Laura Langeder on the Vienna exhibition «Disposing of Hitler»
On 8 January 2023 after an extended run, the Haus der Geschichte Österreich in Vienna will dismount its exhibition «Disposing of Hitler. From the Cellar to the Museum» (German: Hitler entsorgen. Vom Keller ins Museum). The exhibit addresses the question of how to deal with private-owned Nazi object bequests. The curators offer insight into their decision-making processes, for instance their criteria for accepting or rejecting Nazi testimonies. Naomi Lubrich corresponded with Laura Langeder, Junior Curator at HDGÖ, as this unusual exhibition comes to a close.
Naomi Lubrich: Laura, how often do people contact the Haus der Geschichte Österreich to give you old Nazi objects?
Laura Langeder: My estimate is that we receive five to ten offers of Nazi-related objects and object groups per month. When we opened our current exhibit, «Disposing of Hitler,» the number increased. Another factor was the lockdowns of 2020 to 2022, which led many private individuals to bring us their estates. Among them were donors of Nazi-related objects, but other donors came as well with unrelated other objects. When people spend time at home, they tidy up.
NL: Why do some of your donors want to give you their Nazi-related objects?
LL: I don’t want to judge their motives, but my impression is that most people have good intentions. Some people can’t estimate whether their objects are historically significant. They’re concerned that the objects may be historically relevant sources. Others don’t want the objects to get into the wrong hands. Our title «Disposing of Hitler» suggests that some people want to rid themselves of their family history, or no longer want to bear the burden of their family’s Nazi past. In museums, family narratives are stored professionally and belong to the public at large. We rarely receive offers to purchase Nazi objects. When we do, we reject them as a matter of principle.
NL: How do you decide whether to accept an object?

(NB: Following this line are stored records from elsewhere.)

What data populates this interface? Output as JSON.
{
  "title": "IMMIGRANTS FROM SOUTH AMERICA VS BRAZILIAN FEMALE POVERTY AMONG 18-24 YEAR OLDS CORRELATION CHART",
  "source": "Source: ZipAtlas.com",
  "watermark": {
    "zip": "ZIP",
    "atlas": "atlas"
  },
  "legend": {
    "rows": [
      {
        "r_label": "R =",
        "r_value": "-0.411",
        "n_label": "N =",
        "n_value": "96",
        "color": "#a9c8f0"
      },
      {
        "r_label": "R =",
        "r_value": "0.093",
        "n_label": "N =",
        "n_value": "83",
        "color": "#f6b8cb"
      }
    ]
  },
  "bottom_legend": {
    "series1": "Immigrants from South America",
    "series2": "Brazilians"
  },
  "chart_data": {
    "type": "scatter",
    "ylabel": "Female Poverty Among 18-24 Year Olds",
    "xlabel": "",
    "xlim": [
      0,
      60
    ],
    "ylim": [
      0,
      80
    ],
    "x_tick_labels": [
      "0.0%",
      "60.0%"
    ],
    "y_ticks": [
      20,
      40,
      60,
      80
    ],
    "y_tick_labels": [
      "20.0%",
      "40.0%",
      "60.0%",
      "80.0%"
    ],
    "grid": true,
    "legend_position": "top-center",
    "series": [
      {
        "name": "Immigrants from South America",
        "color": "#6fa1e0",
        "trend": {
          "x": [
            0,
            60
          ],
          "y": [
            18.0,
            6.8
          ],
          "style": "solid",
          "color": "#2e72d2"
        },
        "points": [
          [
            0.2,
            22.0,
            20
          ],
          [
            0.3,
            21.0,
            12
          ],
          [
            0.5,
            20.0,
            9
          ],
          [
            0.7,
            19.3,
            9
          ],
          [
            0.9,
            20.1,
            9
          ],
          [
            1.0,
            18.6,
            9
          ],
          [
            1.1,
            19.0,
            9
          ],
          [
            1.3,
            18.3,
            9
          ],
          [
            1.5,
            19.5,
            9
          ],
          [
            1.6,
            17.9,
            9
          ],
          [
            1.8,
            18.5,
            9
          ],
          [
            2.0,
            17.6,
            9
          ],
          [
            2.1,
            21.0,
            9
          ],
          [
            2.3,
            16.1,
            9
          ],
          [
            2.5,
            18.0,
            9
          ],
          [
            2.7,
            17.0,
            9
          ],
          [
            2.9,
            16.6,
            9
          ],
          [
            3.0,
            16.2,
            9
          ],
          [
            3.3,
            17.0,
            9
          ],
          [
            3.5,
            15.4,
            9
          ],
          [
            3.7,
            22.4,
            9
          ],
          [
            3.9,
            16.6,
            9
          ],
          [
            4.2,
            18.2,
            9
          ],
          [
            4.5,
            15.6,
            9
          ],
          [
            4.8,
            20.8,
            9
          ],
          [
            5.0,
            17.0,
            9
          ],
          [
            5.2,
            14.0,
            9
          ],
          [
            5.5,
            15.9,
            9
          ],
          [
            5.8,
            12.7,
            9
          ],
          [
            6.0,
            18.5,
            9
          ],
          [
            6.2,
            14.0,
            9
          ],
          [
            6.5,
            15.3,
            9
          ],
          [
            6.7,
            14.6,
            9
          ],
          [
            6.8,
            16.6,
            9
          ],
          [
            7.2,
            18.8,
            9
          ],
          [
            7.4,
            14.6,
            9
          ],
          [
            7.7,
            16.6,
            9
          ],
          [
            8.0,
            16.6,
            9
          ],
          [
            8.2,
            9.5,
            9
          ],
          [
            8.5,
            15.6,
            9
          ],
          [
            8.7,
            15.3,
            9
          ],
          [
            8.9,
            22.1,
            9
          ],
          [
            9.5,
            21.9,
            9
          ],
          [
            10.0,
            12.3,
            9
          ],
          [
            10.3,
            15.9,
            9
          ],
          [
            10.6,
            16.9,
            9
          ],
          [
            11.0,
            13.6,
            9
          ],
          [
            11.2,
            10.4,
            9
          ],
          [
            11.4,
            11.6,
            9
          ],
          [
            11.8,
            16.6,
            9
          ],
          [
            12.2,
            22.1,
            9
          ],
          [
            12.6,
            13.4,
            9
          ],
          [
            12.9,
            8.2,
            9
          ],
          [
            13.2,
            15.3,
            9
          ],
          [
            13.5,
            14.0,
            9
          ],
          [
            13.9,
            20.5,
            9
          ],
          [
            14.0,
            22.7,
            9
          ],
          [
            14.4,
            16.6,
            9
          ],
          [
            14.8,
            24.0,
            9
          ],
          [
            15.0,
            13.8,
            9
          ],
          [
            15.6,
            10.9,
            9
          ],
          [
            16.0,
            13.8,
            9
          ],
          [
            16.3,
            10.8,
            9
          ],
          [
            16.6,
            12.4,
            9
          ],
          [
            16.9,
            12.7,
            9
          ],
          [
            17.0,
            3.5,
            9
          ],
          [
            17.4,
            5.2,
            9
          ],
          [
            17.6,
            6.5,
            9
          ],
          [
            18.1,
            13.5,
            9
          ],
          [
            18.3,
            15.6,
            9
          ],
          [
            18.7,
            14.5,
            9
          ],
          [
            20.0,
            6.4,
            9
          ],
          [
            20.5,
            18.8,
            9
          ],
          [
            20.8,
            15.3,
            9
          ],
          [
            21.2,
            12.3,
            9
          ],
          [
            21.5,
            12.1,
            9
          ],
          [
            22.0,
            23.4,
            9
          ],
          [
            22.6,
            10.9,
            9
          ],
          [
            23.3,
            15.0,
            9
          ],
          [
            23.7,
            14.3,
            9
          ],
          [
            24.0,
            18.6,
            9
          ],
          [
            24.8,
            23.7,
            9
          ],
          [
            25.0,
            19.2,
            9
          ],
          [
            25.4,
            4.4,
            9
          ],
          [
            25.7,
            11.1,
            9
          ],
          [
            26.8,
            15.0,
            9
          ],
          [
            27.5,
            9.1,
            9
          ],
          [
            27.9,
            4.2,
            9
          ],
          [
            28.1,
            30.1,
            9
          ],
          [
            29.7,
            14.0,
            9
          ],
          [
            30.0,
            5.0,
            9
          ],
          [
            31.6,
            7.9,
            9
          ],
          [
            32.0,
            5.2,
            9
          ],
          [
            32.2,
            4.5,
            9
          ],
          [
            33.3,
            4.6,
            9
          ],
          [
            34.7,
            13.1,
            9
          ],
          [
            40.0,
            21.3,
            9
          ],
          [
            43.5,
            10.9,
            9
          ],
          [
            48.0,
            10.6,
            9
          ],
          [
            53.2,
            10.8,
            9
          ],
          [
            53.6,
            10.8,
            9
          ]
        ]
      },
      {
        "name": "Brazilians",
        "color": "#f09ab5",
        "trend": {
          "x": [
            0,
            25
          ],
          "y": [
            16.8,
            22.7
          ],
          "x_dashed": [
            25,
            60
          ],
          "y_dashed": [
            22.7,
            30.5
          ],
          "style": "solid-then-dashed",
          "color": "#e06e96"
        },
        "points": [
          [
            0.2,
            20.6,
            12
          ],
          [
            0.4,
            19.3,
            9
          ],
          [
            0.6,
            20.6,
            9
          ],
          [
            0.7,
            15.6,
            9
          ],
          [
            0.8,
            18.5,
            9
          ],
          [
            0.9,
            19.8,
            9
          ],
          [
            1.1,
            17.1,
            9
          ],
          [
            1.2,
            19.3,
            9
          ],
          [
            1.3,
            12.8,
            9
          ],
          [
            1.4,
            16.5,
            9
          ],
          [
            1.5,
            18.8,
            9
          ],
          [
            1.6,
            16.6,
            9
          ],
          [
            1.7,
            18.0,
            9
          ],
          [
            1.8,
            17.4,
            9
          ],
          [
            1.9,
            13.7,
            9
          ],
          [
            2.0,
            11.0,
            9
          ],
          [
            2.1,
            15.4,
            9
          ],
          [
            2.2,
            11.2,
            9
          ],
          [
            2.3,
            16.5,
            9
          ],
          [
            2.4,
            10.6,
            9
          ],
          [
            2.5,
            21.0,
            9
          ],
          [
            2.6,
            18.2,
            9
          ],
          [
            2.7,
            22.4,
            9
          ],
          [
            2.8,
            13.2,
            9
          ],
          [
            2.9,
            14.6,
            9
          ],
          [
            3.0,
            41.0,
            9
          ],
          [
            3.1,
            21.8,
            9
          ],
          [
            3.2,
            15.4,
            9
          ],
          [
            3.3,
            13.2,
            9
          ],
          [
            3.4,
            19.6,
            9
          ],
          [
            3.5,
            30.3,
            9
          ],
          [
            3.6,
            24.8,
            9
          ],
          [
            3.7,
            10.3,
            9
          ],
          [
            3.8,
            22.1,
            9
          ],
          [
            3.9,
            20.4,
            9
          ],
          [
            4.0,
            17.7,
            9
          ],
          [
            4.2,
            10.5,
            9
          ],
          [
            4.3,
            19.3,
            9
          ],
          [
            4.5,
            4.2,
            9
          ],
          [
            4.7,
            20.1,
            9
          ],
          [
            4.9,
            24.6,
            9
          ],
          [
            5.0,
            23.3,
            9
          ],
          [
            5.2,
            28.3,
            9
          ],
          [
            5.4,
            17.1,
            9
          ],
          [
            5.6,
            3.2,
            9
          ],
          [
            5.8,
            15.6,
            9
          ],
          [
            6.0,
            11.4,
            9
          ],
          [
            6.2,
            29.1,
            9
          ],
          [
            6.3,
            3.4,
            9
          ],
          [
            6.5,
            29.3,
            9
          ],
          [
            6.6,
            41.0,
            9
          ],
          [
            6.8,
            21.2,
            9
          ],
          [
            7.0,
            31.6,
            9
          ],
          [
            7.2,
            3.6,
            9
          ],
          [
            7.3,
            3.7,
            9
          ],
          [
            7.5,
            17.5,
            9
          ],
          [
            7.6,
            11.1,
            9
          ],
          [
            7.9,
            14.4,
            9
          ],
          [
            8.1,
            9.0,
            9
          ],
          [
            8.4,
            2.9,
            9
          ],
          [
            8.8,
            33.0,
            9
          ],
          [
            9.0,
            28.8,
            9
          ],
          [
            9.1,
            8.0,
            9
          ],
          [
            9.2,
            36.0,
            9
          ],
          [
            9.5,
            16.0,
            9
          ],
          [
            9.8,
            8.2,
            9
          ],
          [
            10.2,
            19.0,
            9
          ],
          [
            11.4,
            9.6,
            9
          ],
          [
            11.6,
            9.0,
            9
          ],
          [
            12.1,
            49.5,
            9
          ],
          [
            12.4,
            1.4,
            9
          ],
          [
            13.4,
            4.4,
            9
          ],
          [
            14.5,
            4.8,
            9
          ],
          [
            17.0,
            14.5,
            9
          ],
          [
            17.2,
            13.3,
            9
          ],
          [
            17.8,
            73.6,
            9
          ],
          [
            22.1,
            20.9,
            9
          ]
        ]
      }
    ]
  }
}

And under what conditions would you advise donors to get rid of their Nazi-objects?
LL: We collect the offers coming in and discuss them with the museum management and the curating staff every week. The criteria for taking objects into our collection are how well they convey history and what they contribute to research. Our most important question is what stories the objects tell: Who kept them? How were they used? What narrative do they convey? If we reject them, we’ll recommend other institutions that might take them. Sometimes we suggest that the family keep the objects, well-contextualized, as part of its history. If the items are not part of a person’s history, or if they’re mass-produced with no singular character, we might recommend that the owners – under certain circumstances – dispose of them.
NL: What are the conditions under which people are allowed to sell Nazi objects on the open market?
LL: I’m not a lawyer, but according to the Austrian Verbots- and Abzeichengesetz (Prohibition and Badge Act), Nazi symbols may not be disseminated. Selling is a form of dissemination and therefore prohibited. At home, unfortunately, you are allowed to keep all kinds of things, as long as you don’t show them to anyone. But the law is currently being debated. In mid-November 2022, decisions were made to tighten the laws. In this case, even the possession of certain objects could be forbidden.
NL: Your exhibition invites the visitors to participate. Did they?
LL: Yes! The visitors discussed their ideas on what to do with Nazi-related objects openly and intensively. Our curators and mediators, Eva Meran, Markus Fösl, and Louise Beckershaus, developed a number of key interactive elements that were popular. At the moment, we’re evaluating the answer cards that visitors left us in the exhibition.
NL: Laura, I’m curious to know what messages they left you. Thank you very much for your insight!